Avec Le 1er Championnat de France de N'importe Quoi (2003), les 26000 Couverts se sont lancés dans l'exploration déjantée d'une autre mythologie, celle du sport. C'est dans les gymnases que les comédiens se livrent au lancer de sapins de Noël, à la natation synchronisée sans eau ou au gymkhana de flûtes à becs.
Le touche-à-tout revendiqué n'exclut pas des lignes de force. Qu'ils s’attaquent au cabaret, au boulevard, au cirque, les 26000 mettent leur savoir-faire à dézinguer. Il y a du punk dans ce « do it yourself » qui endosse au plus près les codes de tous les genres pour mieux les exploser. Il y a aussi de l'amour évident pour toutes les manifestations de la culture populaire : le théâtre forain, le bal, le cabaret, comme fil conducteur de leur travail. Aussi dévastateurs que soient le rire et la parodie, ils ne tournent pas à l'aigre. Leur démontage en règle va de pair avec une empathie.
Avant de parodier, il faut maîtriser les codes et c'est un jeu dont ils raffolent manifestement. Comme les Monty Python auxquels la critique les a souvent comparés, ils jouent l'absurde avec un sérieux confondant.

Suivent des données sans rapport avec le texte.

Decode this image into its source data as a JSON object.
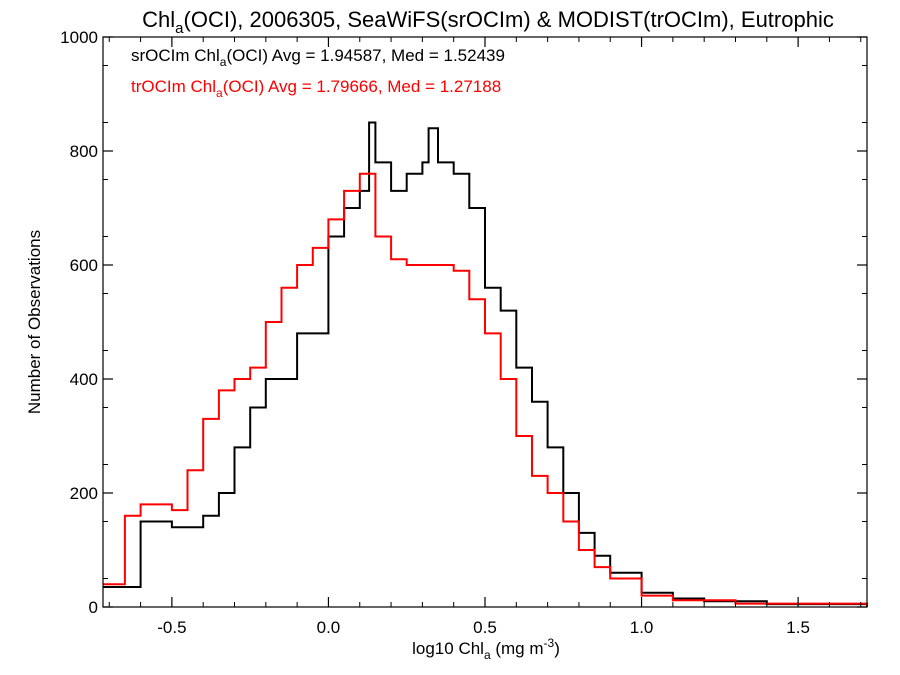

Et il y a aussi, précisément, le refus, politique, de confondre cette culture populaire avec la manipulation et l'abrutissement. Les 26000 Couverts ne font surtout pas dans le discours didactique direct. Mais quand ils s’en prennent au mythe du bon sauvage dans Invité d’honneur : La Poddémie, à la télévision dans Direct !, à l'hypnose provoquée par le sport dans Le 1er championnat de France de N'importe quoi, aux tics de la distinction culturelle dans Beaucoup de bruit pour rien (2006), aux risques de destruction de la planète dans Chamonix (2022), ils exposent sans avoir l'air d'y toucher des sujets de fond, comme toute comédie digne de ce nom, sans lourdeur et avec autodérision.